Every director owes the following duties to the company (Companies
Act s76(3)):

1. Fiduciary duty

2. Duty of skill and care

 

1.  Fiduciary duty

Every director is a fiduciary as they are in a position of trust. Directors
are required to act in best interests and in good faith in their dealings on behalf
of or with the company (King princ.1). Directors must perform their duties and exercise
their powers honestly, beyond compliance with the King Reports, Companies Act or
MOI.

According to Howard Sher (2005) there are four aspects of fiduciary
duty

1. Acting in good faith

The director should do what she believes is in the company’s best
interest and always act in good faith.

2. To exercise directors’ powers for appropriate purpose

Directors should avoid using their powers for inappropriate purpose,
even if the director believes that she is acting in the company’s best interest.
Directors’ powers must be exercised for the company’s purpose and benefit.

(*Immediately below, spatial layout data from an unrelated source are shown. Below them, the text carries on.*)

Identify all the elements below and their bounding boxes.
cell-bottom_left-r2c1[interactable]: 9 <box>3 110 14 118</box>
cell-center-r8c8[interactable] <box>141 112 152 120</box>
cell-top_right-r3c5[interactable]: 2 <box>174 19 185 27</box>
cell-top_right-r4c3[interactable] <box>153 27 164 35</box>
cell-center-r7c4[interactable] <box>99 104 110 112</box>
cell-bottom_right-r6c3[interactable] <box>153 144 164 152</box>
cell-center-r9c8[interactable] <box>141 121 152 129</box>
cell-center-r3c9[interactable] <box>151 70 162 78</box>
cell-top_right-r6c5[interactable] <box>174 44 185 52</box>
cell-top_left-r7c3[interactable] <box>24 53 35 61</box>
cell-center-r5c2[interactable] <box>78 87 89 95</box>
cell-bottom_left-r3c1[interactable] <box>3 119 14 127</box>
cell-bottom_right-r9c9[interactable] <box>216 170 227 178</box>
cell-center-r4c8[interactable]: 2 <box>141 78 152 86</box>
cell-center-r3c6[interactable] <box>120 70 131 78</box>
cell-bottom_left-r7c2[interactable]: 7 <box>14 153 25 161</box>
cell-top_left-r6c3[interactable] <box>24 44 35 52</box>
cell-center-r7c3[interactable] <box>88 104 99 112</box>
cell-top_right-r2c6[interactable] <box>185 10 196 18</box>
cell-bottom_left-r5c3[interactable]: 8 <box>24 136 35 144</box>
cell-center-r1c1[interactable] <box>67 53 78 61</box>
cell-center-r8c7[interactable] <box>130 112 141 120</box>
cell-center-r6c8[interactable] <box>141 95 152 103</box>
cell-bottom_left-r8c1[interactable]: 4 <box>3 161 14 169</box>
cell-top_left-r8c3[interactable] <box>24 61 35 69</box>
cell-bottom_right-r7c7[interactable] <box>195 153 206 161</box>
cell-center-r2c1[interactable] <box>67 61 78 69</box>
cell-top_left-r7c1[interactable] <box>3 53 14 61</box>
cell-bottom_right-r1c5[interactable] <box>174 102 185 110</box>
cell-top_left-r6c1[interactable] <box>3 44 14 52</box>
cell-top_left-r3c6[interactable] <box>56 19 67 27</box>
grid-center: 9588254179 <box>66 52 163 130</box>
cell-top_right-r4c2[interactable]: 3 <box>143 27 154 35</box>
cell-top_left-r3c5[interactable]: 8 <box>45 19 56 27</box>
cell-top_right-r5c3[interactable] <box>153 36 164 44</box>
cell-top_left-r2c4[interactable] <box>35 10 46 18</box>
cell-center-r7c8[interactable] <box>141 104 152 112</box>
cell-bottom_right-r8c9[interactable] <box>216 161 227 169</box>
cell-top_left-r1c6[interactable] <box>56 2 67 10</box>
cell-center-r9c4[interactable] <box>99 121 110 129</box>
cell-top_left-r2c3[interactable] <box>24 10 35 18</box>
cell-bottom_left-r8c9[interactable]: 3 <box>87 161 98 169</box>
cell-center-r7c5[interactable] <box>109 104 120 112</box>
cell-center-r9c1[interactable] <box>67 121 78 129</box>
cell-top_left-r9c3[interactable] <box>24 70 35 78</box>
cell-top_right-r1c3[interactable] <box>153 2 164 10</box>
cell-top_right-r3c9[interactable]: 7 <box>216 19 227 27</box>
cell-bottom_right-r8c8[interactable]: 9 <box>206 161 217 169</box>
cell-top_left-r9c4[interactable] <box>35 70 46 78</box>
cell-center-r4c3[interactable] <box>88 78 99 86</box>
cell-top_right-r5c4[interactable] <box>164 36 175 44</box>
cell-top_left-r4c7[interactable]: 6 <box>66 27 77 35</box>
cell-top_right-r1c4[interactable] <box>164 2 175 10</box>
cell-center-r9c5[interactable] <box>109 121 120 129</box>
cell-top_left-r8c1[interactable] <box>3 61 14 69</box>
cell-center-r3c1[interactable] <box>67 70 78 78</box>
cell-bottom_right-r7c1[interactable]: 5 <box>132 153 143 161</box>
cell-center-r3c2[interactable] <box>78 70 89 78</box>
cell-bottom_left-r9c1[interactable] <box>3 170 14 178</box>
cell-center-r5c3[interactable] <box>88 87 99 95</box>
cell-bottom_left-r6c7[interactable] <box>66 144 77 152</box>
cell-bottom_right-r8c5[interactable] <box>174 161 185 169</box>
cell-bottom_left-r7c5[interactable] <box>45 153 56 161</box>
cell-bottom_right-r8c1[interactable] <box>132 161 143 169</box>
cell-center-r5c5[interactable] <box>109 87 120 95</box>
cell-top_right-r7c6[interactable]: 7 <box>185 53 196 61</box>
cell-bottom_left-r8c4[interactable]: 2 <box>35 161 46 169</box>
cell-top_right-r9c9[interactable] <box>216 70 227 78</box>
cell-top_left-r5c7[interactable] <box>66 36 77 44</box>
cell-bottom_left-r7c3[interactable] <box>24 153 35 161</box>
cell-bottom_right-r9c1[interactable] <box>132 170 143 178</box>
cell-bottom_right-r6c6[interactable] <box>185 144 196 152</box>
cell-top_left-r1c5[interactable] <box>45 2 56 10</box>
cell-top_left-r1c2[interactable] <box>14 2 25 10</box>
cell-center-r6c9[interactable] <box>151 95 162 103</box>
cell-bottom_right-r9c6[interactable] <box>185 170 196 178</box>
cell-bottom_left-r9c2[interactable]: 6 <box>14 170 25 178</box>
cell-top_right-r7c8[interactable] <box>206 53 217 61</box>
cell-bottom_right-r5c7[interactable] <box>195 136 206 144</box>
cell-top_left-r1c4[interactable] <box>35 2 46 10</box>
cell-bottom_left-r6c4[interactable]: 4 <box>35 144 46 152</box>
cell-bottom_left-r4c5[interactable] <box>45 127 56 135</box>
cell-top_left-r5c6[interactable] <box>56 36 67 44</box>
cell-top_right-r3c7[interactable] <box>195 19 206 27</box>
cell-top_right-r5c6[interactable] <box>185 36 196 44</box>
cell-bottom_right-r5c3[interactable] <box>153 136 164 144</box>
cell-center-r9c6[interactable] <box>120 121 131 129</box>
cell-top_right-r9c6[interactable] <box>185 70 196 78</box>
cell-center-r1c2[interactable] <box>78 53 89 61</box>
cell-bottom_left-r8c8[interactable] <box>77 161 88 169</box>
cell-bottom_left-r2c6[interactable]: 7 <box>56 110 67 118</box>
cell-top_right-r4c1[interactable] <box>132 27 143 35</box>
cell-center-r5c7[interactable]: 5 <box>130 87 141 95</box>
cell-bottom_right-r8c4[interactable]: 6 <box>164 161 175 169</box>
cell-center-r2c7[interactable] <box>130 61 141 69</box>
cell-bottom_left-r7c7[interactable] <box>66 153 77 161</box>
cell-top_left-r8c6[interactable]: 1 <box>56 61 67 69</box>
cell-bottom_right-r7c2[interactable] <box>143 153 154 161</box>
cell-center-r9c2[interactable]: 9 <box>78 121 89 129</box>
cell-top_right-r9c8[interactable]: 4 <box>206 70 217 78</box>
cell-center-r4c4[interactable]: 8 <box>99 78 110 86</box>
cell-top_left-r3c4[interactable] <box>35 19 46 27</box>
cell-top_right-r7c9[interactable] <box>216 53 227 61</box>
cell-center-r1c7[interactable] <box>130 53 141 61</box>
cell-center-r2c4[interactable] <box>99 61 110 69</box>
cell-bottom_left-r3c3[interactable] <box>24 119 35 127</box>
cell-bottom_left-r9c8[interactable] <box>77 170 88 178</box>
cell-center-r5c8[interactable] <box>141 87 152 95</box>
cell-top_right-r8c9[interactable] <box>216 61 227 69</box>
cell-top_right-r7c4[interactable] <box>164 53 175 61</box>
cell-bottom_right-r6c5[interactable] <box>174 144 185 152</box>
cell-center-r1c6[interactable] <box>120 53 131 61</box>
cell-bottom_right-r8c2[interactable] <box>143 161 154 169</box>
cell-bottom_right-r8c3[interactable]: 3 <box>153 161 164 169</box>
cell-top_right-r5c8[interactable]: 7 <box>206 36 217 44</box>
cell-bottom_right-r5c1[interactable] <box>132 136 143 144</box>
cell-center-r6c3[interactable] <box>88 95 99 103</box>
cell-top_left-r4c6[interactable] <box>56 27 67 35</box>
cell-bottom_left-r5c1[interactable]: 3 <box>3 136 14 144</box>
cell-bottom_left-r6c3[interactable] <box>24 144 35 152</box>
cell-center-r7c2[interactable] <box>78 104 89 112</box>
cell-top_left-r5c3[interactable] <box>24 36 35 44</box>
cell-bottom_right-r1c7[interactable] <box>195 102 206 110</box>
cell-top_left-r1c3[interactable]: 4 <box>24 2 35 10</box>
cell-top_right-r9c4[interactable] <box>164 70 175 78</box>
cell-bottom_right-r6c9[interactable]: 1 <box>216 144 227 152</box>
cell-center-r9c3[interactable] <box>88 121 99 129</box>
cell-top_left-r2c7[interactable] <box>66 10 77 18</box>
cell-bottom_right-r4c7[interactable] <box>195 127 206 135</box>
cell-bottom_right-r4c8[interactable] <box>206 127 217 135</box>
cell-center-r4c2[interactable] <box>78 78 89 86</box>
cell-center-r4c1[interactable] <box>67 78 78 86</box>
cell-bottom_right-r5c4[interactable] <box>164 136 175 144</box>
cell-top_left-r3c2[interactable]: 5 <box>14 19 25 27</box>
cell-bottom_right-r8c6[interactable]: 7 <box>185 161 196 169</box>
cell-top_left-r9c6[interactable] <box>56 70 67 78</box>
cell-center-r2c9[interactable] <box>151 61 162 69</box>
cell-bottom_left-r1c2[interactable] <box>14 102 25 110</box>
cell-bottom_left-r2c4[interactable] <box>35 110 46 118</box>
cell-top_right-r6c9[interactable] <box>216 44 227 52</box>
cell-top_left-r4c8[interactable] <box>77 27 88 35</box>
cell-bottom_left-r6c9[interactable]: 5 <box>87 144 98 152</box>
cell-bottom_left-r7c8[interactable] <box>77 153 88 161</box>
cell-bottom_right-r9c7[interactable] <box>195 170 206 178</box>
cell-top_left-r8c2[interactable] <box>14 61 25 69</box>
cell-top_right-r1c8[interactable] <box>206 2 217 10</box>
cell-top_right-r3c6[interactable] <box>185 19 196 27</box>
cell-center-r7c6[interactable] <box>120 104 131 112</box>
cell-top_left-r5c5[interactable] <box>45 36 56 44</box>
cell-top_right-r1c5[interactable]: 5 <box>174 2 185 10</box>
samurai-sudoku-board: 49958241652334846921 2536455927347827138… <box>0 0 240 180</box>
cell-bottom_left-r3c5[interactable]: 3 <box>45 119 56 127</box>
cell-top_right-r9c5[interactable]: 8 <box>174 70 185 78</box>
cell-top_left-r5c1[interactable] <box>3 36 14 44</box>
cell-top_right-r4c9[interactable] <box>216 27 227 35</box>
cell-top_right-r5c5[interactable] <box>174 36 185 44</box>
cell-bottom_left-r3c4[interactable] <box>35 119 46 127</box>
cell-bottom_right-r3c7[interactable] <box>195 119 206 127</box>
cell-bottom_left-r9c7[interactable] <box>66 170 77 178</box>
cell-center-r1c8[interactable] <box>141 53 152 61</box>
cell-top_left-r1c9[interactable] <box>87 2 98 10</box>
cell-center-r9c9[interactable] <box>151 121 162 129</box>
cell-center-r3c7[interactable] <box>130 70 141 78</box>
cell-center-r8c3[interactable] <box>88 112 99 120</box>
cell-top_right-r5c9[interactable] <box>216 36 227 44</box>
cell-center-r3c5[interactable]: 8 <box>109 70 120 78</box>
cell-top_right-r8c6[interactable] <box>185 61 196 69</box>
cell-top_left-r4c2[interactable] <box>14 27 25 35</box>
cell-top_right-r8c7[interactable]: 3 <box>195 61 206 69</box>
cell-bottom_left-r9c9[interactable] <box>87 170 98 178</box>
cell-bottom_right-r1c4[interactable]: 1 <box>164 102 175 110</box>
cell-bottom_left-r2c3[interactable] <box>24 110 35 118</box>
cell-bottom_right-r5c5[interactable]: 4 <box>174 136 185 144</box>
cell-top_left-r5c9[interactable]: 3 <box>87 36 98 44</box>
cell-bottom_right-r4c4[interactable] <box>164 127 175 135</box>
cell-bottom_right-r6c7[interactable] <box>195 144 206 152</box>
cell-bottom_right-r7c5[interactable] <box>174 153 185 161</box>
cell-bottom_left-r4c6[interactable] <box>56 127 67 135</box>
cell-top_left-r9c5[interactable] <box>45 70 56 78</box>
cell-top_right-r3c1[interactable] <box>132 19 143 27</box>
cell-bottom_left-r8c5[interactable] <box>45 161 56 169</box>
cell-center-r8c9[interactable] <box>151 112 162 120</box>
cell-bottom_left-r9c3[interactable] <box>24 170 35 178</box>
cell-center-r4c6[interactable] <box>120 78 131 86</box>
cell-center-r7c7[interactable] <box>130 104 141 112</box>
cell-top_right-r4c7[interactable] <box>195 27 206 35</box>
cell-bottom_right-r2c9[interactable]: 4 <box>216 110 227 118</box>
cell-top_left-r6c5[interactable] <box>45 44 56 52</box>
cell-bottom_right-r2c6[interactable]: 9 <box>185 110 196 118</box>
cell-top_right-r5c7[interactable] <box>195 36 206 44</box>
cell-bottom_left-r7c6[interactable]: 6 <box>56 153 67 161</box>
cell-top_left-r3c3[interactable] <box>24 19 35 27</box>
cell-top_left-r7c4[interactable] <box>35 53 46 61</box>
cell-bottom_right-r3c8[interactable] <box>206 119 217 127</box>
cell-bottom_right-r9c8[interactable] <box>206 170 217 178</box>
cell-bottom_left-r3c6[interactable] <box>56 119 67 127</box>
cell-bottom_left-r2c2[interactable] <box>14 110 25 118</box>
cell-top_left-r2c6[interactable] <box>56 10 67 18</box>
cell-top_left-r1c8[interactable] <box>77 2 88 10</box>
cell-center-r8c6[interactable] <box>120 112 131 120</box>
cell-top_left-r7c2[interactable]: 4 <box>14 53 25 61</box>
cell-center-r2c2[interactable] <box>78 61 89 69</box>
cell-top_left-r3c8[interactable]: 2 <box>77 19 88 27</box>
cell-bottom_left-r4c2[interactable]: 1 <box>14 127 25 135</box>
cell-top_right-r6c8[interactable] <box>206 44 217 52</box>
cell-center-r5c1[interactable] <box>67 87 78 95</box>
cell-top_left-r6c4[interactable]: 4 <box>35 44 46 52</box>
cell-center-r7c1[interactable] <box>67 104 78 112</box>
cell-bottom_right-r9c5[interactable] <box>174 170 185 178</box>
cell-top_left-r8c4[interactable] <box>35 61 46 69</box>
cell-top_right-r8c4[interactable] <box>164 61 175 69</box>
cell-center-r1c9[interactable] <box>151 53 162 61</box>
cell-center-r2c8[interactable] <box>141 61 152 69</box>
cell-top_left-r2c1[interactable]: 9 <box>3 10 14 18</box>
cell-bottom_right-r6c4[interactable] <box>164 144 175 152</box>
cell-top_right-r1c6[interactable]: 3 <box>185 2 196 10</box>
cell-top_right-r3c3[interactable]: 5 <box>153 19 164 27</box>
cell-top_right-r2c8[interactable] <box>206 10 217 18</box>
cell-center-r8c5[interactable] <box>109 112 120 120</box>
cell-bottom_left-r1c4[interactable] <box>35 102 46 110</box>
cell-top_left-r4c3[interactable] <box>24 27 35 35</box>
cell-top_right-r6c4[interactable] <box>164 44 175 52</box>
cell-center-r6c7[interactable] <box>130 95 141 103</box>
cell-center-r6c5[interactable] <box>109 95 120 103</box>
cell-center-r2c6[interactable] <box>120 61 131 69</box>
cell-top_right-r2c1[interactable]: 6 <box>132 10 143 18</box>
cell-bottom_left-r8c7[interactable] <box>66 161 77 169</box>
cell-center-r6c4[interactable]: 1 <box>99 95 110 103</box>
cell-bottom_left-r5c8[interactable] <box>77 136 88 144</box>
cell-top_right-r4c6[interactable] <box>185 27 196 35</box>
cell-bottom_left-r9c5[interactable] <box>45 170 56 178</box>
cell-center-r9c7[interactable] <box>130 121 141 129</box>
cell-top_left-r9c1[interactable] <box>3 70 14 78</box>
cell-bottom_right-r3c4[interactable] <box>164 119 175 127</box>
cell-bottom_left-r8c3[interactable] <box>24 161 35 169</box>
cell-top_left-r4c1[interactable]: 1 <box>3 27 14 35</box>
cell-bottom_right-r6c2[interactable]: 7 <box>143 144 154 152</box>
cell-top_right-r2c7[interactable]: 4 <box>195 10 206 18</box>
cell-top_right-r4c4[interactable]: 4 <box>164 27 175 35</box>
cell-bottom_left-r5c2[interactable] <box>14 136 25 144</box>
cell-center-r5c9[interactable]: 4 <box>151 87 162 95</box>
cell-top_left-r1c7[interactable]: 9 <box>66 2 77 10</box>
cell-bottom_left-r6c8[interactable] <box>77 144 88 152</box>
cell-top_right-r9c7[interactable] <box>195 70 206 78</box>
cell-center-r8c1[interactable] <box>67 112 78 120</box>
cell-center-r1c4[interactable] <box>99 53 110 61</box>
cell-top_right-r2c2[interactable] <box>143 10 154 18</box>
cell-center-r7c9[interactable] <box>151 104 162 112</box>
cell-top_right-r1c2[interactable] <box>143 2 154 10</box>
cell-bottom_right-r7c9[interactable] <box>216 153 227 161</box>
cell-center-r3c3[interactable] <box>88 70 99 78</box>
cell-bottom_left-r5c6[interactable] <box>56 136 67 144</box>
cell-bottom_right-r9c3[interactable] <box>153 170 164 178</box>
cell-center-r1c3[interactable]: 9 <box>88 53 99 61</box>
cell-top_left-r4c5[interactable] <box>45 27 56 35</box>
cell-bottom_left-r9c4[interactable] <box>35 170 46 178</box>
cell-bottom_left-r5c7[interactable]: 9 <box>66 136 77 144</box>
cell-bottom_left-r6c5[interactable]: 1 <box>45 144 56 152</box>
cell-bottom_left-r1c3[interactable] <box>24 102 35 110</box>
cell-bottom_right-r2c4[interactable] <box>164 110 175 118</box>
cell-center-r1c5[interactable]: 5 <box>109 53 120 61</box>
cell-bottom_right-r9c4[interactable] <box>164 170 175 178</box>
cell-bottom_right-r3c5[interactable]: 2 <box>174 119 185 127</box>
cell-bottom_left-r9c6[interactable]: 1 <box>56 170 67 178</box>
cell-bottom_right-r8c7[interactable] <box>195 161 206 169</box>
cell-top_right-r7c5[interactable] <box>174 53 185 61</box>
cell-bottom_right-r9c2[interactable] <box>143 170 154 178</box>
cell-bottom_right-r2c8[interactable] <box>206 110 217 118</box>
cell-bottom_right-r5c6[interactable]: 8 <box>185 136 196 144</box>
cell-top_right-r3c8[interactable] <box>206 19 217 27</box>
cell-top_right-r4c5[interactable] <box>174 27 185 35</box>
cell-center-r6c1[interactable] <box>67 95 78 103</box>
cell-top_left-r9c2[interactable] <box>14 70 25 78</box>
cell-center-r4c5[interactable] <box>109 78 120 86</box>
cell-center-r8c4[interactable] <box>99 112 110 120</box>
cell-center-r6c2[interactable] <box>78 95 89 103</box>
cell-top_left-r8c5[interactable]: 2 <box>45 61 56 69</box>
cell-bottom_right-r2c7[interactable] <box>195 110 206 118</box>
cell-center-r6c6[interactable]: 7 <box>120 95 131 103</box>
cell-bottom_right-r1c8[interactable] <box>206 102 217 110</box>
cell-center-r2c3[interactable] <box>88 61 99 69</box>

3. Avoiding conflict of interest

 Director must avoid actions
that may put her in a position where her duties to the company and her personal
interest are in conflict

4. Avoiding the misappropriation of company’s property

A director must not participate or turn a blind eye in the misappropriation
of company’s property.

 

2. Duty
of care and skill

Howard Sher (2005) states that directors should always display the
reasonable degree of care and skill when they act in the interest of the
company. A director should always display skill, experience and knowledge that
is reasonably anticipated from an individual performing the same functions as
are performed by the director in relation to the company and have the general
skill, experience and knowledge (Comp Act 76(3)(c)).

 

4.3
Companies Act (2008)

To improve investors confidence and fill up the gaps shown by Enron
in its collapse, Companies Act turned the focused to directors. The following
are the director’s duties and responsibilities as per Companies Act (2008).

1. Director’s
personal financial interests (s 75)

The director can not enter into an agreement, given that the director
or director’s related person has some personal financial interest in that
agreement. If the director had disclosed the extent and nature of the interest and
shareholders pass the ordinary resolution to approve agreement, the director
may enter into that agreement.

The director is required to disclose personal interest that she or
the related person have in the matter discussed in the board meeting. The director
is required to:

1.      Disclose
the interest before the meeting consider the matter,

2.      Disclose
any material information concerning the matter,

3.      After disclosing
the interest, the director is required to leave the meeting, and

4.      Be excluded
in the matter considerations

If the director is the only shareholder and the matter affect all
directors in their directors’ capacity the prohibition does not apply.

 

4.4 Conclusion

Enron Scandal showed many executives misappropriating the company’s
property, i.e. the chief financial officer (CFO) built private entity secretly
and then then transferred Enron property to its illegally. Thus, Enron may be
seen as the major contributor of the directors’ duties that had been developed
as Companies Act and King Reports aimed to stop history from repeating itself.